Gigante pela própria natureza
No estudo das relações internacionais, o Brasil sempre teve uma projeção neutra e de protagonista na defesa dos interesses da América Latina.
O Barão do Rio Branco, por exemplo, foi responsável por negociar pacificamente e anexar mais de 900 mil quilômetros quadrados ao território nacional. O Brasil faz fronteira com dez países e é uma das poucas nações que têm seus limites fixados há mais de um século sem que nenhuma guerra tenha sido declarada.
Do BRICS ao Mercosul, o Itamaraty acostumou-se a ser "um modelo para os vizinhos do Brasil", e mesmo para outras potências internacionais. Para Paulo Velasco, a FAO foi mais uma das instituições internacionais onde o Brasil exerceu seus interesses, "justamente por sermos uma potencia agrícola da maior importância".
"Sermos banidos tem um impacto pernicioso para o nosso desempenho no exterior. É uma perda de prestígio, caso o valor que devemos não seja pago", comentou.

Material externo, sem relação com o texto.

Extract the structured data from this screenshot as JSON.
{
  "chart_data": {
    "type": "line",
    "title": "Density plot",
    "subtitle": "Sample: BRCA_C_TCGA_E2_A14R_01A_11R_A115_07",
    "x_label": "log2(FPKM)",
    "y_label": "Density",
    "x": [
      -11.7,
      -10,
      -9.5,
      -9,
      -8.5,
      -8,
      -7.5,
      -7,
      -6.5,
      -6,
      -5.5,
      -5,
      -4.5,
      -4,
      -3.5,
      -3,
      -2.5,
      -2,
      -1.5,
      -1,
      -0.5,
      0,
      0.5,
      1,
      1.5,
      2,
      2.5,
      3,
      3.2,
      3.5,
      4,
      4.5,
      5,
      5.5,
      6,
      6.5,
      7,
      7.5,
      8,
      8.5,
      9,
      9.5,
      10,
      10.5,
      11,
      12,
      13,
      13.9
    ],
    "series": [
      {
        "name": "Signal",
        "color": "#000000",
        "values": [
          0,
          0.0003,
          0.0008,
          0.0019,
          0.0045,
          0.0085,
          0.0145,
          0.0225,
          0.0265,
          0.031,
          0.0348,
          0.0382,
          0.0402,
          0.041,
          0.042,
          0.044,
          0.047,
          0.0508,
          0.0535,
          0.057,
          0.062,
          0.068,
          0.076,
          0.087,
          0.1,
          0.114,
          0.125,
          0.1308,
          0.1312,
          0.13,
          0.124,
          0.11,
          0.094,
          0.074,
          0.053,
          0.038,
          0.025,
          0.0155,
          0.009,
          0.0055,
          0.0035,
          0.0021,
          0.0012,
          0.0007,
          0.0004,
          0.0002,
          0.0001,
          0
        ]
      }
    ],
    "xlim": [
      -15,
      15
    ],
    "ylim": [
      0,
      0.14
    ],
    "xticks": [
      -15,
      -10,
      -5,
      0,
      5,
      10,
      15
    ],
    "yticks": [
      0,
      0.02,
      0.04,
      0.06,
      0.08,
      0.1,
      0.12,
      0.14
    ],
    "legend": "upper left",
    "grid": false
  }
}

Nesse sentido, ele relembrou os esforços da diplomacia brasileira nas campanhas da ONU para erradicar a fome, apresentando programas e fomentando iniciativas. A FAO foi comandada pelo brasileiro José Graziano da Silva entre 2012 e meados de 2019. Graziano foi ministro do governo de Luiz Inácio Lula da Silva e considerado o pai do programa Fome Zero.
A crise diplomática na entidade ocorre no mesmo momento em que a instituição revela um salto sem precedentes da fome no Brasil. De acordo com a informação coletada pela instituição, 24% dos
brasileiros vivem um estágio de fome moderada, enquanto
8% atravessam uma situação de fome severa.
Ao fugir da dívida, o Brasil apresenta ao mundo um país incapaz de se reconhecer no espelho da história. Negligenciar a FAO, a ONU e o multilateralismo terá muitos custos no futuro, e um deles já está sobre a mesa: quanto tempo será necessário para recuperarmos o prestígio do Itamaraty?